Tutorial vector search

Tutorial : Vector Search

9.1 Coming Soon: Advanced Vector Search with DiskANN and Semantic Ranking

This reference application does not yet implement vector search with DiskANN, and augmented with Semantic Ranking. This functionality is expected to be added to this project in January/February 2025.DiskANN is a set of advanced algorithms for vector search and semantic ranking developed by Microsoft Research. It enables high-scalability, high-performance as well as lower costs.DiskANN is being integrated into several Microsoft products. It is currently available in preview mode for Azure Database for PostgreSQL - Flexible Server.Semantic Ranking functionality is also being integrated into Azure Database for PostgreSQL. It can be used to improve vector search result quality by using semantic ranking models to rerank vector search results.

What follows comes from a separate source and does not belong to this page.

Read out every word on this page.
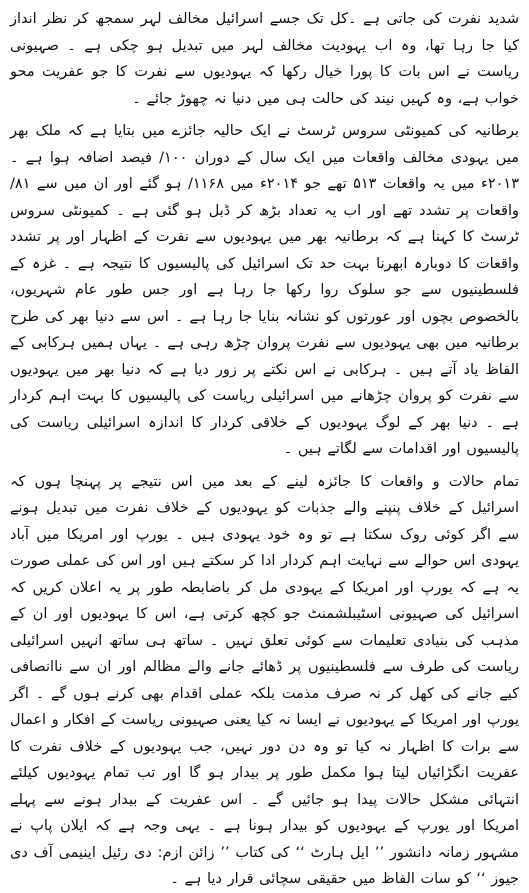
شدید نفرت کی جاتی ہے ۔کل تک جسے اسرائیل مخالف لہر سمجھ کر نظر انداز کیا جا رہا تھا، وہ اب یہودیت مخالف لہر میں تبدیل ہو چکی ہے ۔ صہیونی ریاست نے اس بات کا پورا خیال رکھا کہ یہودیوں سے نفرت کا جو عفریت محو خواب ہے، وہ کہیں نیند کی حالت ہی میں دنیا نہ چھوڑ جائے ۔

برطانیہ کی کمیونٹی سروس ٹرسٹ نے ایک حالیہ جائزے میں بتایا ہے کہ ملک بھر میں یہودی مخالف واقعات میں ایک سال کے دوران ۱۰۰/ فیصد اضافہ ہوا ہے ۔ ۲۰۱۳ء میں یہ واقعات ۵۱۳ تھے جو ۲۰۱۴ء میں ۱۱۶۸/ ہو گئے اور ان میں سے ۸۱/ واقعات پر تشدد تھے اور اب یہ تعداد بڑھ کر ڈبل ہو گئی ہے ۔ کمیونٹی سروس ٹرسٹ کا کہنا ہے کہ برطانیہ بھر میں یہودیوں سے نفرت کے اظہار اور پر تشدد واقعات کا دوبارہ ابھرنا بہت حد تک اسرائیل کی پالیسیوں کا نتیجہ ہے ۔ غزہ کے فلسطینیوں سے جو سلوک روا رکھا جا رہا ہے اور جس طور عام شہریوں، بالخصوص بچوں اور عورتوں کو نشانہ بنایا جا رہا ہے ۔ اس سے دنیا بھر کی طرح برطانیہ میں بھی یہودیوں سے نفرت پروان چڑھ رہی ہے ۔ یہاں ہمیں ہرکابی کے الفاظ یاد آتے ہیں ۔ ہرکابی نے اس نکتے پر زور دیا ہے کہ دنیا بھر میں یہودیوں سے نفرت کو پروان چڑھانے میں اسرائیلی ریاست کی پالیسیوں کا بہت اہم کردار ہے ۔ دنیا بھر کے لوگ یہودیوں کے خلاقی کردار کا اندازہ اسرائیلی ریاست کی پالیسیوں اور اقدامات سے لگاتے ہیں ۔

تمام حالات و واقعات کا جائزہ لینے کے بعد میں اس نتیجے پر پہنچا ہوں کہ اسرائیل کے خلاف پنپنے والے جذبات کو یہودیوں کے خلاف نفرت میں تبدیل ہونے سے اگر کوئی روک سکتا ہے تو وہ خود یہودی ہیں ۔ یورپ اور امریکا میں آباد یہودی اس حوالے سے نہایت اہم کردار ادا کر سکتے ہیں اور اس کی عملی صورت یہ ہے کہ یورپ اور امریکا کے یہودی مل کر باضابطہ طور پر یہ اعلان کریں کہ اسرائیل کی صہیونی اسٹیبلشمنٹ جو کچھ کرتی ہے، اس کا یہودیوں اور ان کے مذہب کی بنیادی تعلیمات سے کوئی تعلق نہیں ۔ ساتھ ہی ساتھ انہیں اسرائیلی ریاست کی طرف سے فلسطینیوں پر ڈھائے جانے والے مظالم اور ان سے ناانصافی کیے جانے کی کھل کر نہ صرف مذمت بلکہ عملی اقدام بھی کرنے ہوں گے ۔ اگر یورپ اور امریکا کے یہودیوں نے ایسا نہ کیا یعنی صہیونی ریاست کے افکار و اعمال سے برات کا اظہار نہ کیا تو وہ دن دور نہیں، جب یہودیوں کے خلاف نفرت کا عفریت انگڑائیاں لیتا ہوا مکمل طور پر بیدار ہو گا اور تب تمام یہودیوں کیلئے انتہائی مشکل حالات پیدا ہو جائیں گے ۔ اس عفریت کے بیدار ہونے سے پہلے امریکا اور یورپ کے یہودیوں کو بیدار ہونا ہے ۔ یہی وجہ ہے کہ ایلان پاپ نے مشہور زمانہ دانشور ’’ ایل ہارٹ ‘‘ کی کتاب ’’ زائن ازم: دی رئیل اینیمی آف دی جیوز ‘‘ کو سات الفاظ میں حقیقی سچائی قرار دیا ہے ۔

9.2 Vector Search Concepts

Vector Search is the functionality in modern databases to search by the semantic meaning of data rather than just precice or fuzzy value matching. Vector search is typically used in Generative AI applications, where RAG data is passed to a Large Language Model (LLM) to augment the knowledge base of the model. Vector search is used to identify this RAG data to be passed to the LLM.Vector search works by first "vectorizing" your text data, such as a product description or summary or a legal case. To create a vector, you invoke an optimized model in the LLM and pass in your text data to be vectorized. The LLM responds with a vector of floating-point values of n-dimensions that represents the semantic meaning of your text data. A vector is alternatively called an embedding.You then populate this vector data in your database, and index it with a vector index so as to make it searchable.To query your database using vector search, you pass in a vector of floating-point values as a search parameter. You will often have to generate this vector at runtime, by calling the same LLM text embedding model, given the user natural language query. Some databases, including Azure Database for PostgreSQL, support filtered vector search, meaning a search that uses both traditonal WHERE clause logic as well as vector search logic.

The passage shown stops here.